Nicolas de Beer – Nicolas Koreicho – Février 2009

Dialogue entre un psy et un coach

 » Nous étions faits pour être libres,
Nous étions faits pour être heureux
Le monde l’est lui pour y vivre
Et tout le reste est de l’hébreu. »
Louis Aragon

Sur la relation, en coaching et en psychothérapie

Nous publions quelques échanges d’un dialogue entre un coach et un psy sur un mode possible de relation coach – client et psychothérapeute – patient, étant entendu que ce dialogue dialectique pose des questions qui touchent à la fois la nature de la relation coach – client mais aussi psy – patient, et sur un point de débat éthique sur le bien-fondé d’une relation authentique.
Les auteurs de l’article courent le risque de dévoiler quelques bribes de leur pratique afin que le lecteur, dans la mesure où il peut situer sa pratique dans un ensemble d’idées qui ne craignent pas de revenir sur des questions de fond, peut s’évite de se reposer sur des certitudes, toujours dangereuses.

Nicolas de Beer :
Le praticien comme re-tisseur de relation sociale.

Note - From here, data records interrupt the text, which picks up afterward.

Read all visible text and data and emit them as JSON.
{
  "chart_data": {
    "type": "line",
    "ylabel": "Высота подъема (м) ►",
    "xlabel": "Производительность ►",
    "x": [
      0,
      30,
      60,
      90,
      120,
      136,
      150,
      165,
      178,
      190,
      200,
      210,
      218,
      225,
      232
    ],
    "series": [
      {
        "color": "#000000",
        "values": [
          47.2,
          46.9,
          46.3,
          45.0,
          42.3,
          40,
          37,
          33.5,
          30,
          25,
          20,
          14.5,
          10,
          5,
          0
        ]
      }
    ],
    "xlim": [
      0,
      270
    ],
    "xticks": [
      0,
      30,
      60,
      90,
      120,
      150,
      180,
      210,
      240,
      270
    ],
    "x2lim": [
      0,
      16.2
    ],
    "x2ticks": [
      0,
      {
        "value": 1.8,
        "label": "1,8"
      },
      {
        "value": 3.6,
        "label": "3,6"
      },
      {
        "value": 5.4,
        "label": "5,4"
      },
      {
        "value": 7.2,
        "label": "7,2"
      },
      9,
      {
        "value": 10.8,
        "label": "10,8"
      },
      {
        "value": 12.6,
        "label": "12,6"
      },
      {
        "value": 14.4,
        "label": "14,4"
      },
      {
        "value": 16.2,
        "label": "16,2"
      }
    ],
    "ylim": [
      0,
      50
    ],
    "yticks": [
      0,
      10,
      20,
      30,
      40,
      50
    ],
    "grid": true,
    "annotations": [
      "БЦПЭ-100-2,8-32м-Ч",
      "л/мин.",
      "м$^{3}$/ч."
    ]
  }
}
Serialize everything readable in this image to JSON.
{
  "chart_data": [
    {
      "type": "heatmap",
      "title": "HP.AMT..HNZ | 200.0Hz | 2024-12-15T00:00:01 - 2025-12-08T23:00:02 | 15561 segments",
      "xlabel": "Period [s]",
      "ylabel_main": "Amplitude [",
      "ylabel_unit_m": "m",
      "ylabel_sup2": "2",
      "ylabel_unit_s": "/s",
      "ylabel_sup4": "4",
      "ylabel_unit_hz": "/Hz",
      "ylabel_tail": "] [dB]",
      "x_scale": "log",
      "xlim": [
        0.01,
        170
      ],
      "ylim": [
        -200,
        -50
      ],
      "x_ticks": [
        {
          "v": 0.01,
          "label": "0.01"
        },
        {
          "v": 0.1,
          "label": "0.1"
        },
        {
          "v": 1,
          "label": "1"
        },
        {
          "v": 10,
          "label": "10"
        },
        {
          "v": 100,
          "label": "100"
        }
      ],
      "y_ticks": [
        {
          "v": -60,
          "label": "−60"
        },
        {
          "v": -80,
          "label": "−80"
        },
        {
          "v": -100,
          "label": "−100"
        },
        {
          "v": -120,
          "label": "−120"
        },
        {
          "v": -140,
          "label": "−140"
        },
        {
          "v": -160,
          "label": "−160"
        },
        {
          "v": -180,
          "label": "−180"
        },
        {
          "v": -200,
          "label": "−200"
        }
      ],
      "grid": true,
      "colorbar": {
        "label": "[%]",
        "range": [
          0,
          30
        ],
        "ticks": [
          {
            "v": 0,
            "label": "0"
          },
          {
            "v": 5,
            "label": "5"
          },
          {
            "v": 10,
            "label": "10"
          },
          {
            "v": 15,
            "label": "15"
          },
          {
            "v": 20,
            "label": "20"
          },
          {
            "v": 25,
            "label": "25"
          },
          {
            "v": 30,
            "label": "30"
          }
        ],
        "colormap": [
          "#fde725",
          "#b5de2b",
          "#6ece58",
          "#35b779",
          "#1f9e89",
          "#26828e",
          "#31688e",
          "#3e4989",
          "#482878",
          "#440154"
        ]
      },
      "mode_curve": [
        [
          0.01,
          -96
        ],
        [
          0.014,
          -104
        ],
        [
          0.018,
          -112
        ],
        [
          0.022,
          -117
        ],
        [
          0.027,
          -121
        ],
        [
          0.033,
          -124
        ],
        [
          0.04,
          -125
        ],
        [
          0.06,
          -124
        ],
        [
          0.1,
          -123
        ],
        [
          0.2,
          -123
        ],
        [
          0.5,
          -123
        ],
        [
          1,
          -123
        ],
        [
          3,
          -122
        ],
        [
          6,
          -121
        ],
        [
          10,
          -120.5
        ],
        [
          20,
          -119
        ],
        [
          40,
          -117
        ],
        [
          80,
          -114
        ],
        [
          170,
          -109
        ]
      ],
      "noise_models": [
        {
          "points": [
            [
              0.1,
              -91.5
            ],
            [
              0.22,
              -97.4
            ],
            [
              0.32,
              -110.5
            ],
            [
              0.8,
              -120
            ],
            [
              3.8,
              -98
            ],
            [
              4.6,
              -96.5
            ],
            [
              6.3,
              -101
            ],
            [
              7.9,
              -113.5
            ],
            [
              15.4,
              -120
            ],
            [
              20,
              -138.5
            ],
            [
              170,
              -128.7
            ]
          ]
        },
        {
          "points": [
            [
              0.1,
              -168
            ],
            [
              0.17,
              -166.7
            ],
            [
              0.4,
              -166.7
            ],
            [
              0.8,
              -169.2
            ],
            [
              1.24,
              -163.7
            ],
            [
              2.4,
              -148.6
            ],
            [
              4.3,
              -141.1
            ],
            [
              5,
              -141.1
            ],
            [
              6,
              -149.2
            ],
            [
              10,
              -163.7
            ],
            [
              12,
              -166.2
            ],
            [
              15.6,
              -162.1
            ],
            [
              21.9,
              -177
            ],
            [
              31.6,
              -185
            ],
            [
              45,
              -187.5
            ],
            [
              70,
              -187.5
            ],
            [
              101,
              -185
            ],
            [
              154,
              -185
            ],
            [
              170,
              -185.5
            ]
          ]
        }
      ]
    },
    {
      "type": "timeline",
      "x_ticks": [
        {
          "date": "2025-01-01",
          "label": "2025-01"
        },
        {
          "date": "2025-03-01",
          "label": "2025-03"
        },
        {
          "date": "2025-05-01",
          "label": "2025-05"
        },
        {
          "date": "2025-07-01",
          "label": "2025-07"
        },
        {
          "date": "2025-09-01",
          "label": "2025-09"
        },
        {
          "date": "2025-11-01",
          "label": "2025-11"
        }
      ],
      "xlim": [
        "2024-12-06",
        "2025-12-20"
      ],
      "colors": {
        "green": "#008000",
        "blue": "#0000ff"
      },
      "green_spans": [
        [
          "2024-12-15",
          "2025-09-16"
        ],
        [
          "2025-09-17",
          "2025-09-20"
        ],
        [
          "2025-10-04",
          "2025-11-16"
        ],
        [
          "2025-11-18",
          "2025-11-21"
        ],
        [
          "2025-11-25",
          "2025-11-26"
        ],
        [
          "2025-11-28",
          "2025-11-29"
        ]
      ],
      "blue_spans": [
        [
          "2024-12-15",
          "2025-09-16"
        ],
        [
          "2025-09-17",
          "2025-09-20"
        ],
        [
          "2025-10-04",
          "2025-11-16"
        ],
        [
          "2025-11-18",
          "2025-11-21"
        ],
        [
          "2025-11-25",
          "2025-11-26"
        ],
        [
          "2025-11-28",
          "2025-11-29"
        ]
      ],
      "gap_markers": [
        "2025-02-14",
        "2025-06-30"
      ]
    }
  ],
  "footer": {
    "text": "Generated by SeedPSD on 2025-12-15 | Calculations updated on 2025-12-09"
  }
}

Nous entendons souvent dans nos séances, avec nos clients, l’expression de difficultés relationnelles. Elles peuvent être directement exprimées dans les entreprises comme des difficultés à communiquer avec un collègue, un adjoint, un membre de son équipe, un supérieur hiérarchique. Hors entreprise comme la difficulté à faire des entretiens, à aller chercher de l’information pour avancer dans son projet… Bien-sûr tous les cas qui se présentent à nous ne sont pas ceux-ci. Et pourtant ils sont fréquents.
Nous pouvons alors souvent remarquer que cette difficulté ne date pas d’hier, que la relation est même parfois inexistante dans la vie de la personne, qu’elle est parfois un peu factice, qu’oser la relation n’a été possible que peu de fois, ou que l’expérience de la relation authentique n’a pas encore eu lieu, et même n’a jamais eu lieu.
Je m’explique. Notre société nous demande toujours plus, nous demande de réussir, de nous montrer forts, d’être beaux et jeunes. Alors comment parler de nous sinon pour dire que ça va ! Que nos relations sont bonnes. Parler, dire, poser des actes, ne pas être d’accord, se confronter, c’est possible, c’est même un signe que nous sommes vivants. Ressentir des moments de doute, de pessimisme, c’est aussi la vie. Mais quand nous n’allons pas, nous serions en échec, quand nous ne sommes pas en forme nous serions en échec, quand nous sommes fâchés, nous ne savons pas nous contrôler, bref nous devrions réussir à avoir de bonnes relations si nous avions fait suffisamment de « travail sur soi ».
Cette vitesse, cette performance, ce manque de temps, la perfection impossible nous soumettant à une la discrétion obligatoire sur notre vie amènent certaines personnes à avoir un discours sans aspérités.
Face à l’émergence de plus en plus forte de ce comportement social obligatoire et isolant, se met à émerger des outils relationnels : FaceBook, YouTube, Flickr, Viadeo, Tweeter, …
Je suis connu, j’ai 3000 personnes dans mon réseau… Je communique avec le monde entier, j’ai des amis partout…Mais ces relations sont pauvres émotionnellement. Nous ne critiquerons pas ces moyens de communication car ils ont le grand avantage d’exister et de remplace une relation devenue quasi inexistante.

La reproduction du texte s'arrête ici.